Konsumsi daging satwa liar yang aman dan berkelanjutan dapat ditingkatkan dengan beberapa cara, seperti:

Dengan memberikan masyarakat akses yang lebih besar ke daging yang terjangkau dari ternak peliharaan Dengan memberikan insentif kepada masyarakat setempat untuk mengubah perilaku berisiko apa pun yang dapat menyebabkan penyebaran patogen dari hewan ke manusia Dengan mendukung penjual makanan di pasar informal masyarakat miskin untuk menerapkan kebersihan yang lebih baik dan keamanan pangan terkait standarDengan menemukan cara baru untuk memenuhi kebutuhan nutrisi masyarakat miskin, yang daging hewan liar tetap menjadi sumber penting protein dan mikronutrienDengan mengatur perburuan satwa liar dan penjualan hewan liar dan dagingnya untuk konservasi.
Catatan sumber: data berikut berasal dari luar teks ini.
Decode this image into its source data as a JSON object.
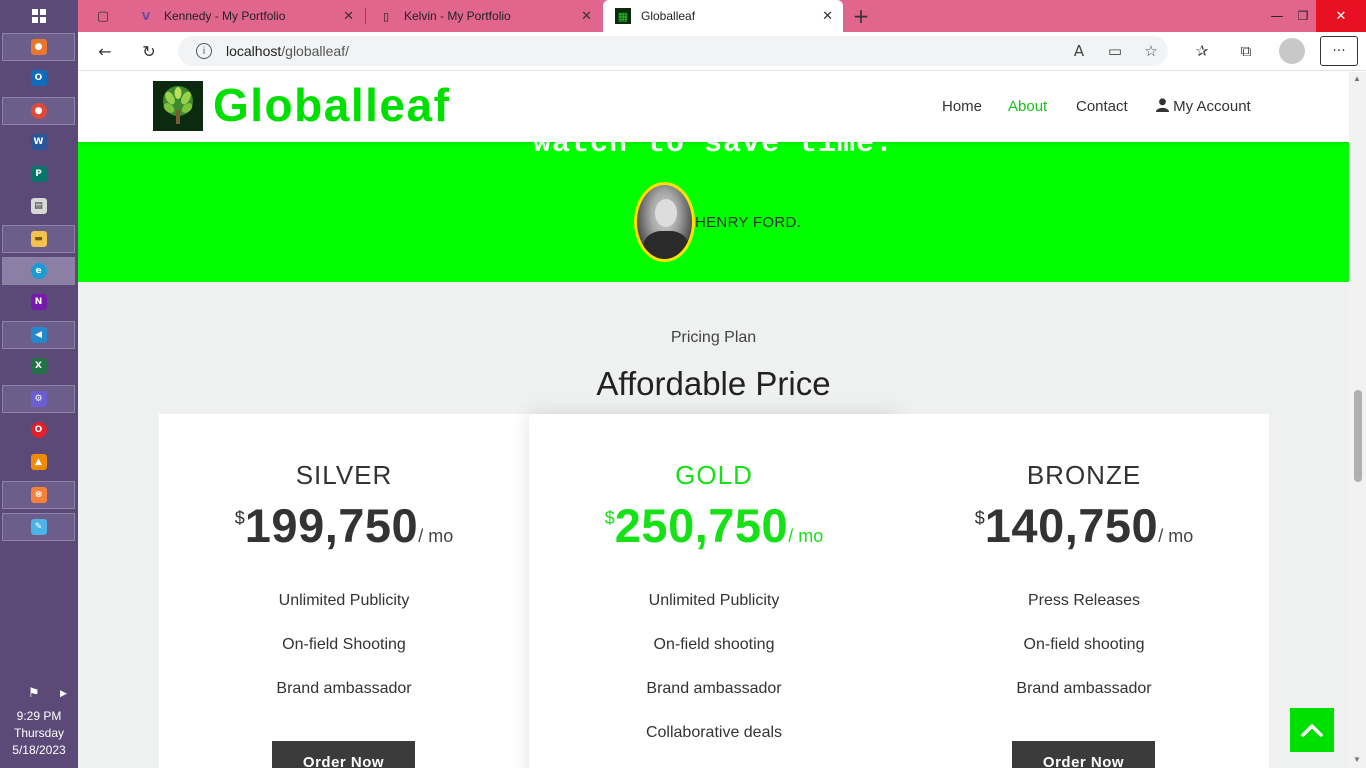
{
  "taskbar": {
    "apps": [
      {
        "name": "firefox-icon",
        "color": "#e8772e",
        "glyph": "●"
      },
      {
        "name": "outlook-icon",
        "color": "#0f6cbd",
        "glyph": "O"
      },
      {
        "name": "chrome-icon",
        "color": "#e04a3a",
        "glyph": "●"
      },
      {
        "name": "word-icon",
        "color": "#2b579a",
        "glyph": "W"
      },
      {
        "name": "publisher-icon",
        "color": "#077568",
        "glyph": "P"
      },
      {
        "name": "news-icon",
        "color": "#d8d8d8",
        "glyph": "▤"
      },
      {
        "name": "file-explorer-icon",
        "color": "#f2c14e",
        "glyph": "▬"
      },
      {
        "name": "edge-icon",
        "color": "#1c9ad6",
        "glyph": "e"
      },
      {
        "name": "onenote-icon",
        "color": "#7719aa",
        "glyph": "N"
      },
      {
        "name": "vscode-icon",
        "color": "#2489ca",
        "glyph": "◀"
      },
      {
        "name": "excel-icon",
        "color": "#217346",
        "glyph": "X"
      },
      {
        "name": "settings-icon",
        "color": "#6d5dd3",
        "glyph": "⚙"
      },
      {
        "name": "opera-icon",
        "color": "#e0202a",
        "glyph": "O"
      },
      {
        "name": "vlc-icon",
        "color": "#f08a00",
        "glyph": "▲"
      },
      {
        "name": "xampp-icon",
        "color": "#f6823a",
        "glyph": "⊗"
      },
      {
        "name": "paint-icon",
        "color": "#4bb3e6",
        "glyph": "✎"
      }
    ],
    "time": "9:29 PM",
    "day": "Thursday",
    "date": "5/18/2023"
  },
  "browser": {
    "tabs": [
      {
        "title": "Kennedy - My Portfolio",
        "icon": "V"
      },
      {
        "title": "Kelvin - My Portfolio",
        "icon": "▯"
      },
      {
        "title": "Globalleaf",
        "icon": "▦"
      }
    ],
    "url_host": "localhost",
    "url_path": "/globalleaf/"
  },
  "header": {
    "logo_text": "Globalleaf",
    "nav": [
      "Home",
      "About",
      "Contact",
      "My Account"
    ]
  },
  "hero": {
    "quote_fragment": "watch to save time.",
    "author": "HENRY FORD."
  },
  "pricing": {
    "subtitle": "Pricing Plan",
    "title": "Affordable Price",
    "currency": "$",
    "period": "/ mo",
    "order_label": "Order Now",
    "plans": [
      {
        "name": "SILVER",
        "price": "199,750",
        "features": [
          "Unlimited Publicity",
          "On-field Shooting",
          "Brand ambassador"
        ]
      },
      {
        "name": "GOLD",
        "price": "250,750",
        "features": [
          "Unlimited Publicity",
          "On-field shooting",
          "Brand ambassador",
          "Collaborative deals"
        ]
      },
      {
        "name": "BRONZE",
        "price": "140,750",
        "features": [
          "Press Releases",
          "On-field shooting",
          "Brand ambassador"
        ]
      }
    ]
  },
  "colors": {
    "accent": "#00ff00",
    "brand_text": "#00e000",
    "tab_bar": "#e0668e",
    "taskbar": "#5b4a78"
  }
}
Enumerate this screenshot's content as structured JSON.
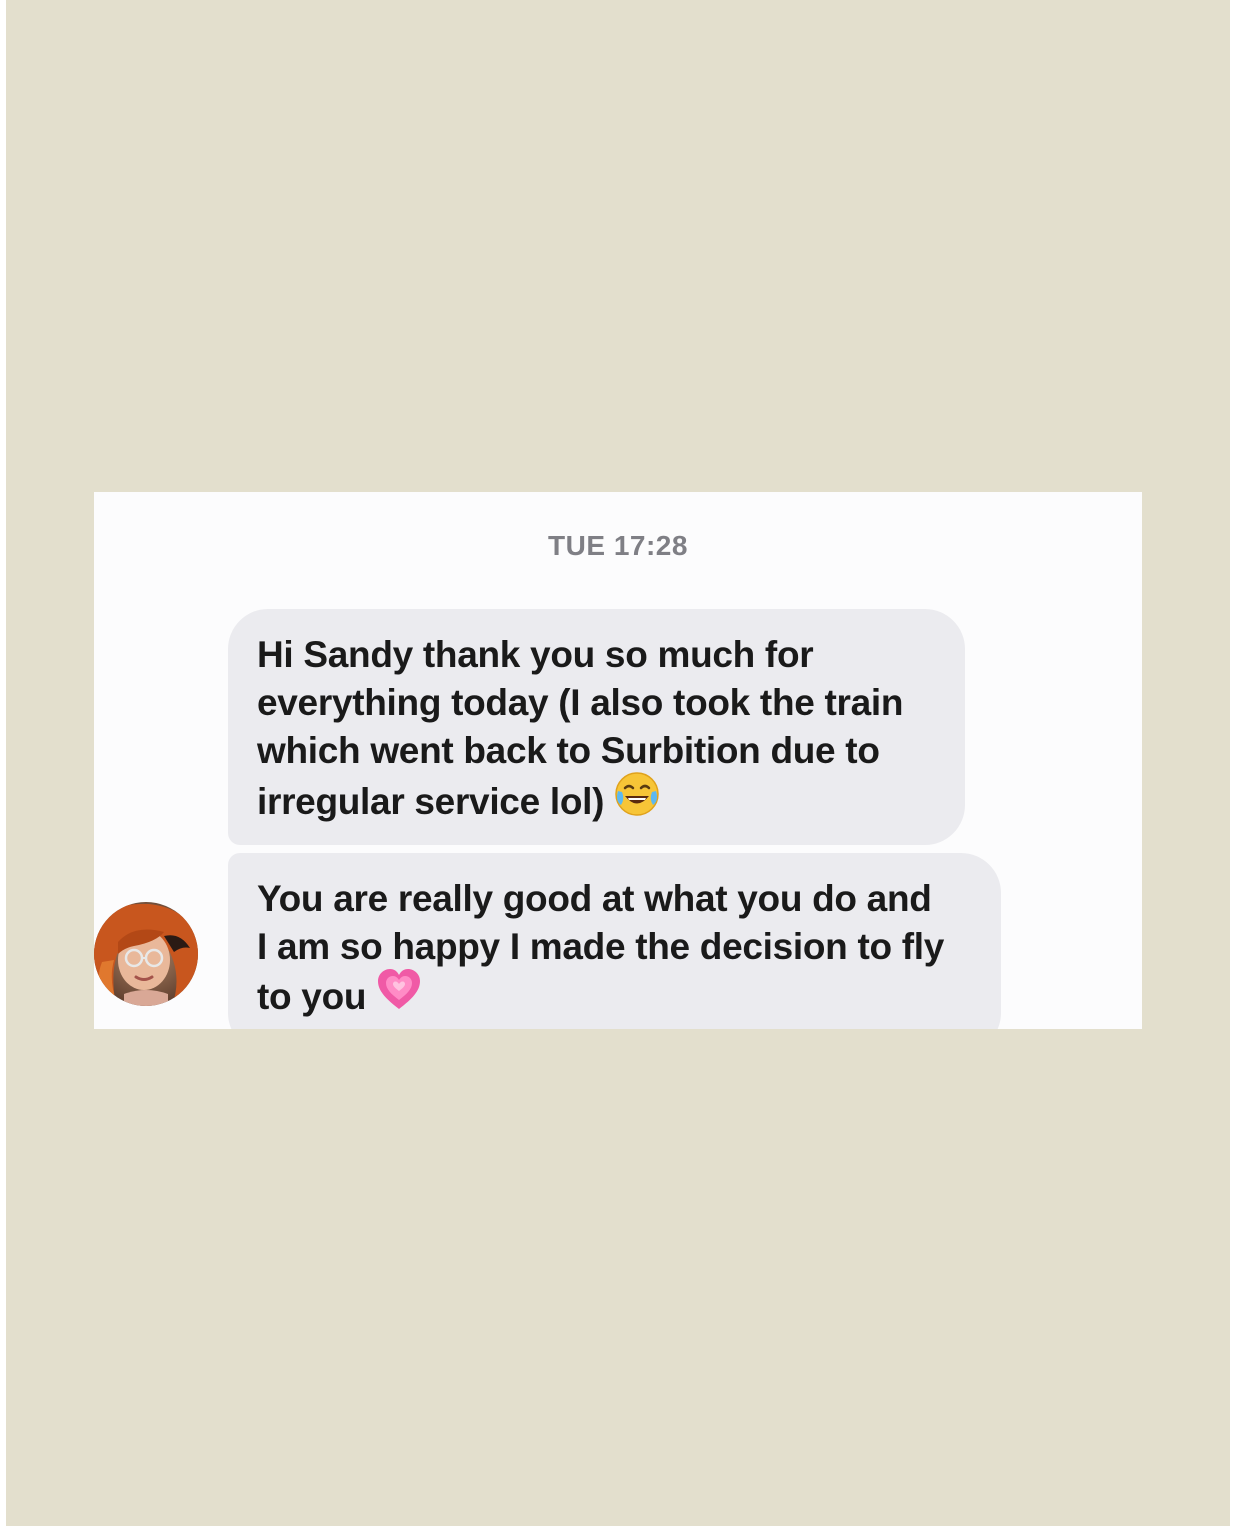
{
  "conversation": {
    "timestamp": "TUE 17:28",
    "messages": [
      {
        "lines": [
          "Hi Sandy thank you so much for",
          "everything today (I also took the train",
          "which went back to Surbition due to",
          "irregular service lol)"
        ],
        "emoji": "face-with-tears-of-joy-icon"
      },
      {
        "lines": [
          "You are really good at what you do and",
          "I am so happy I made the decision to fly",
          "to you"
        ],
        "emoji": "growing-heart-icon"
      }
    ]
  },
  "colors": {
    "backdrop": "#e3dfcd",
    "card": "#fcfcfd",
    "bubble": "#ebebef",
    "timestamp": "#7f7f85",
    "text": "#1a1a1a"
  }
}
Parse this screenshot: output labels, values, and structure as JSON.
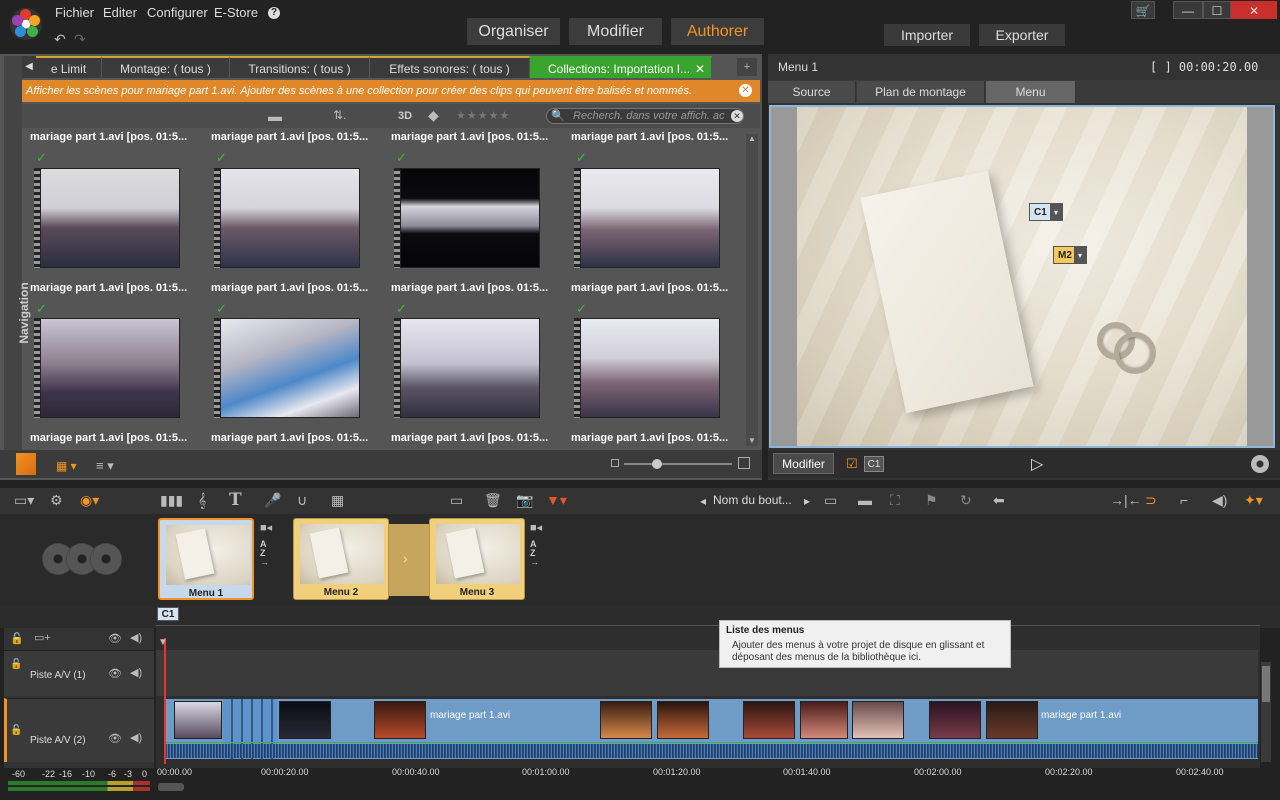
{
  "menubar": {
    "items": [
      "Fichier",
      "Editer",
      "Configurer",
      "E-Store"
    ],
    "help": "?"
  },
  "modes": {
    "organiser": "Organiser",
    "modifier": "Modifier",
    "authorer": "Authorer"
  },
  "io": {
    "importer": "Importer",
    "exporter": "Exporter"
  },
  "window": {
    "minimize": "—",
    "maximize": "☐",
    "close": "✕"
  },
  "library": {
    "navigation_label": "Navigation",
    "tabs": [
      "e Limit",
      "Montage: ( tous )",
      "Transitions: ( tous )",
      "Effets sonores: ( tous )",
      "Collections: Importation I..."
    ],
    "info": "Afficher les scènes pour mariage part 1.avi. Ajouter des scènes à une collection pour créer des clips qui peuvent être balisés et nommés.",
    "toolbar_3d": "3D",
    "search_placeholder": "Recherch. dans votre affich. ac",
    "items": [
      {
        "label": "mariage part 1.avi [pos. 01:5..."
      },
      {
        "label": "mariage part 1.avi [pos. 01:5..."
      },
      {
        "label": "mariage part 1.avi [pos. 01:5..."
      },
      {
        "label": "mariage part 1.avi [pos. 01:5..."
      },
      {
        "label": "mariage part 1.avi [pos. 01:5..."
      },
      {
        "label": "mariage part 1.avi [pos. 01:5..."
      },
      {
        "label": "mariage part 1.avi [pos. 01:5..."
      },
      {
        "label": "mariage part 1.avi [pos. 01:5..."
      },
      {
        "label": "mariage part 1.avi [pos. 01:5..."
      },
      {
        "label": "mariage part 1.avi [pos. 01:5..."
      },
      {
        "label": "mariage part 1.avi [pos. 01:5..."
      },
      {
        "label": "mariage part 1.avi [pos. 01:5..."
      }
    ]
  },
  "preview": {
    "title": "Menu 1",
    "timecode": "[ ] 00:00:20.00",
    "tabs": [
      "Source",
      "Plan de montage",
      "Menu"
    ],
    "chip_c1": "C1",
    "chip_m2": "M2",
    "modify_button": "Modifier",
    "chapter_badge": "C1"
  },
  "timeline": {
    "nav_label": "Nom du bout...",
    "menus": [
      {
        "label": "Menu 1"
      },
      {
        "label": "Menu 2"
      },
      {
        "label": "Menu 3"
      }
    ],
    "chapter_marker": "C1",
    "tracks": [
      {
        "name": "Piste A/V (1)"
      },
      {
        "name": "Piste A/V (2)"
      }
    ],
    "clip_labels": [
      "mariage part 1.avi",
      "mariage part 1.avi"
    ],
    "ticks": [
      "00:00.00",
      "00:00:20.00",
      "00:00:40.00",
      "00:01:00.00",
      "00:01:20.00",
      "00:01:40.00",
      "00:02:00.00",
      "00:02:20.00",
      "00:02:40.00"
    ],
    "vu_scale": [
      "-60",
      "-22",
      "-16",
      "-10",
      "-6",
      "-3",
      "0"
    ],
    "tooltip": {
      "title": "Liste des menus",
      "body": "Ajouter des menus à votre projet de disque en glissant et déposant des menus de la bibliothèque ici."
    }
  }
}
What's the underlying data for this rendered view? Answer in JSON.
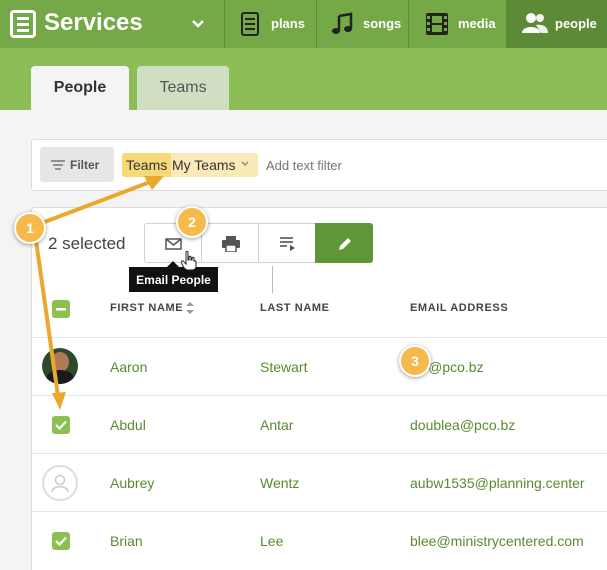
{
  "app": {
    "title": "Services"
  },
  "nav": {
    "tabs": [
      {
        "label": "plans",
        "icon": "plans-icon"
      },
      {
        "label": "songs",
        "icon": "music-note-icon"
      },
      {
        "label": "media",
        "icon": "film-icon"
      },
      {
        "label": "people",
        "icon": "people-icon",
        "active": true
      }
    ]
  },
  "subtabs": [
    {
      "label": "People",
      "active": true
    },
    {
      "label": "Teams",
      "active": false
    }
  ],
  "filter": {
    "button_label": "Filter",
    "chip_key": "Teams",
    "chip_value": "My Teams",
    "text_placeholder": "Add text filter"
  },
  "selection": {
    "count_label": "2 selected",
    "tooltip": "Email People",
    "actions": [
      "mail-icon",
      "printer-icon",
      "sort-list-icon",
      "pencil-icon"
    ]
  },
  "table": {
    "columns": [
      "FIRST NAME",
      "LAST NAME",
      "EMAIL ADDRESS"
    ],
    "rows": [
      {
        "first": "Aaron",
        "last": "Stewart",
        "email": "w@pco.bz",
        "selected": false,
        "avatar": "photo"
      },
      {
        "first": "Abdul",
        "last": "Antar",
        "email": "doublea@pco.bz",
        "selected": true,
        "avatar": "none"
      },
      {
        "first": "Aubrey",
        "last": "Wentz",
        "email": "aubw1535@planning.center",
        "selected": false,
        "avatar": "placeholder"
      },
      {
        "first": "Brian",
        "last": "Lee",
        "email": "blee@ministrycentered.com",
        "selected": true,
        "avatar": "none"
      }
    ]
  },
  "annotations": {
    "markers": [
      "1",
      "2",
      "3"
    ]
  },
  "colors": {
    "primary": "#75a846",
    "accent": "#5f9636",
    "highlight": "#f6b94b"
  }
}
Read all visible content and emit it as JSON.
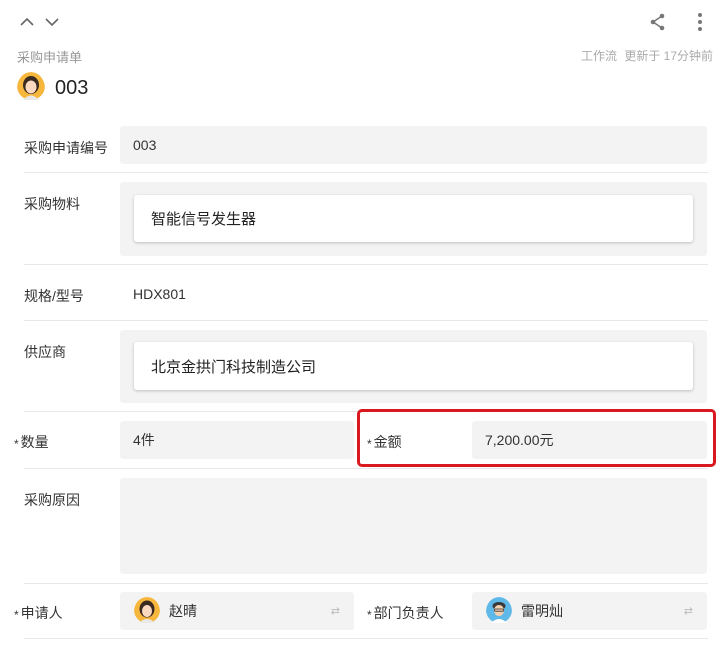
{
  "header": {
    "form_type": "采购申请单",
    "workflow_label": "工作流",
    "updated_text": "更新于 17分钟前",
    "title": "003"
  },
  "fields": {
    "purchase_no": {
      "label": "采购申请编号",
      "value": "003"
    },
    "material": {
      "label": "采购物料",
      "value": "智能信号发生器"
    },
    "spec": {
      "label": "规格/型号",
      "value": "HDX801"
    },
    "supplier": {
      "label": "供应商",
      "value": "北京金拱门科技制造公司"
    },
    "quantity": {
      "label": "数量",
      "value": "4件",
      "required_mark": "*"
    },
    "amount": {
      "label": "金额",
      "value": "7,200.00元",
      "required_mark": "*"
    },
    "reason": {
      "label": "采购原因",
      "value": ""
    },
    "applicant": {
      "label": "申请人",
      "value": "赵晴",
      "required_mark": "*",
      "swap_icon": "⇄"
    },
    "dept_head": {
      "label": "部门负责人",
      "value": "雷明灿",
      "required_mark": "*",
      "swap_icon": "⇄"
    }
  },
  "icons": {
    "chevron_up": "chevron-up-icon",
    "chevron_down": "chevron-down-icon",
    "share": "share-icon",
    "more": "more-vertical-icon"
  },
  "colors": {
    "highlight": "#d9181f",
    "field_bg": "#f3f3f3"
  }
}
Informasi lebih lanjut: Ekta H. Patel et al, Menilai persepsi risiko penyakit terhadap daging liar di pemukiman perbatasan sabana di Kenya dan Tanzania, Perbatasan dalam Ekologi dan Evolusi (2023). DOI: 10.3389/fevo.2023.1033336

Disediakan oleh International Livestock Research Institute

Kutipan: Konsumsi daging hewan liar tidak berubah oleh COVID-19 di kota-kota perbatasan Kenya dan Tanzania, studi baru mengungkapkan (2023, 6 April) diambil 6 April 2023 dari https://medicalxpress.com/news/2023-04-bushmeat-consumption-unchanged- covid-kenya.html

Dokumen ini tunduk pada hak cipta. Terlepas dari kesepakatan yang adil untuk tujuan studi atau penelitian pribadi, tidak ada bagian yang boleh direproduksi tanpa izin tertulis. Konten disediakan untuk tujuan informasi saja.